More advanced users can also go a step further by blocking as much JavaScript as possible, for example by using the NoScript plugin. Unfortunately a lot of sites force the use of JavaScript even to view basic static text+image websites, so NoScript use does require manual adjustment and some small inconvenience. That said, it does allow you to block the worst offenders and only accept running this unknown software on your computer when it is from the site itself and only when actually needed, rather than running random code (code which is mostly there for different kinds of surveillance) from 20 external domains for each site you visit.



Than you for the writeup. But I think you don’t adress/explain a few issues/concerns extensively enough so it is understood what you actually mean with the points.

Like buttons on other websites follow you around and call home to facebook. What exactly is reported to the shadow profile? Can we know or is all traffic always encrypted?

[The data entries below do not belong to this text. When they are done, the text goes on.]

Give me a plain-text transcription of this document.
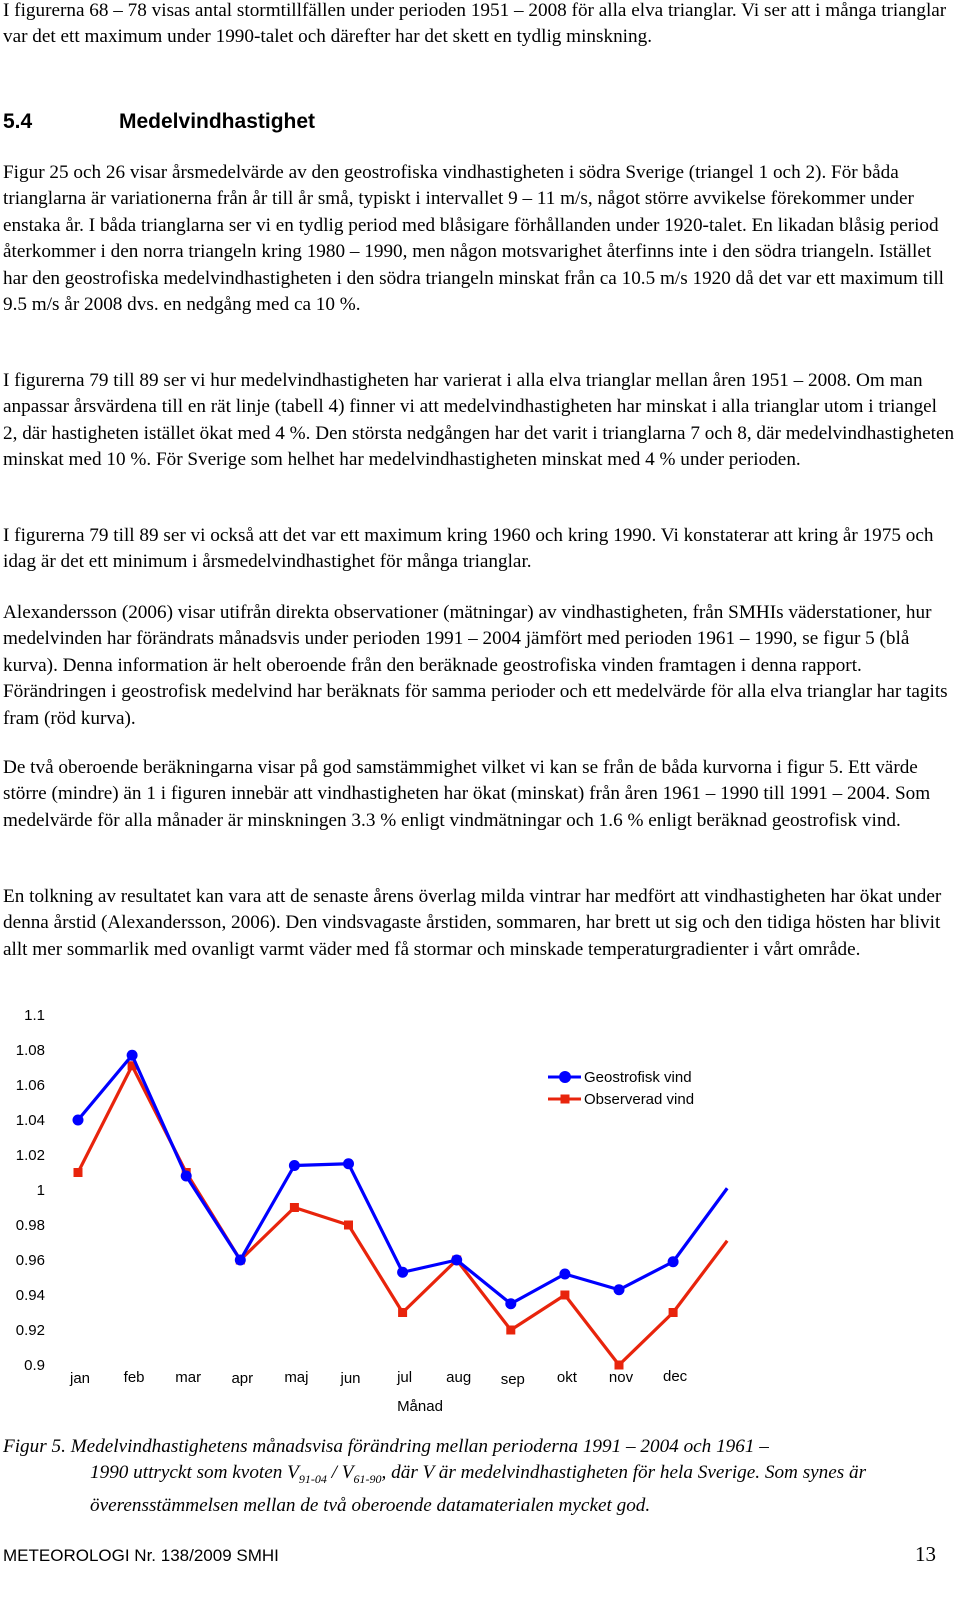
I figurerna 68 – 78 visas antal stormtillfällen under perioden 1951 – 2008 för alla elva trianglar. Vi ser att i många trianglar var det ett maximum under 1990-talet och därefter har det skett en tydlig minskning.

5.4	Medelvindhastighet

Figur 25 och 26 visar årsmedelvärde av den geostrofiska vindhastigheten i södra Sverige (triangel 1 och 2). För båda trianglarna är variationerna från år till år små, typiskt i intervallet 9 – 11 m/s, något större avvikelse förekommer under enstaka år. I båda trianglarna ser vi en tydlig period med blåsigare förhållanden under 1920-talet. En likadan blåsig period återkommer i den norra triangeln kring 1980 – 1990, men någon motsvarighet återfinns inte i den södra triangeln. Istället har den geostrofiska medelvindhastigheten i den södra triangeln minskat från ca 10.5 m/s 1920 då det var ett maximum till 9.5 m/s år 2008 dvs. en nedgång med ca 10 %.

I figurerna 79 till 89 ser vi hur medelvindhastigheten har varierat i alla elva trianglar mellan åren 1951 – 2008. Om man anpassar årsvärdena till en rät linje (tabell 4) finner vi att medelvindhastigheten har minskat i alla trianglar utom i triangel 2, där hastigheten istället ökat med 4 %. Den största nedgången har det varit i trianglarna 7 och 8, där medelvindhastigheten minskat med 10 %. För Sverige som helhet har medelvindhastigheten minskat med 4 % under perioden.

I figurerna 79 till 89 ser vi också att det var ett maximum kring 1960 och kring 1990. Vi konstaterar att kring år 1975 och idag är det ett minimum i årsmedelvindhastighet för många trianglar.

Alexandersson (2006) visar utifrån direkta observationer (mätningar) av vindhastigheten, från SMHIs väderstationer, hur medelvinden har förändrats månadsvis under perioden 1991 – 2004 jämfört med perioden 1961 – 1990, se figur 5 (blå kurva). Denna information är helt oberoende från den beräknade geostrofiska vinden framtagen i denna rapport. Förändringen i geostrofisk medelvind har beräknats för samma perioder och ett medelvärde för alla elva trianglar har tagits fram (röd kurva).

De två oberoende beräkningarna visar på god samstämmighet vilket vi kan se från de båda kurvorna i figur 5. Ett värde större (mindre) än 1 i figuren innebär att vindhastigheten har ökat (minskat) från åren 1961 – 1990 till 1991 – 2004. Som medelvärde för alla månader är minskningen 3.3 % enligt vindmätningar och 1.6 % enligt beräknad geostrofisk vind.

En tolkning av resultatet kan vara att de senaste årens överlag milda vintrar har medfört att vindhastigheten har ökat under denna årstid (Alexandersson, 2006). Den vindsvagaste årstiden, sommaren, har brett ut sig och den tidiga hösten har blivit allt mer sommarlik med ovanligt varmt väder med få stormar och minskade temperaturgradienter i vårt område.

0.9
0.92
0.94
0.96
0.98
1
1.02
1.04
1.06
1.08
1.1
jan feb mar apr maj jun jul aug sep okt nov dec
Månad
Geostrofisk vind
Observerad vind
Figur 5. Medelvindhastighetens månadsvisa förändring mellan perioderna 1991 – 2004 och 1961 –
1990 uttryckt som kvoten $V_{91-04} / V_{61-90}$, där V är medelvindhastigheten för hela Sverige. Som synes är överensstämmelsen mellan de två oberoende datamaterialen mycket god.
METEOROLOGI Nr. 138/2009 SMHI	13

Connected logins, “use facebook to log in”, what actually is submitted to facebook? is there a facebook shared session cookie set keeping track of everything for instance or just very limited interaction? It is a very convenient but quite concerning feature.

Notification plugins. What do they actually keep track of and report back? Basically browser plugin technology could be used to get access to every page you visit, even hijack the traffic and enable man in the middle attacks.

They actually have a patent for using the webcamera for the purpose of custumizing user content by detecting face expressions. It is not only the installation of the app that is a concern:

A BIG concern is also 3rd parties, connected apps and friend requests used for data mining. All it takes is one friend installing a particularly bad app with extensive permissions and it has access to ALL the data the user itself has access to on facebook, meaning all friend’s info, posts, PM’s, photos, etc. So accepting uknown people as friends is bad (access to their data viewed as a friend) but an infinitley worse issue is the apps (access to their own data viewed almost or fully as themselves and friend data viewed as them).Through networking not many people at all need to install the app and data will be accuired exponentially from their friend circles. Significant privacy implrovements might have been done here, I am not up to speed with their services, but a few years back this was the case I’m pretty sure.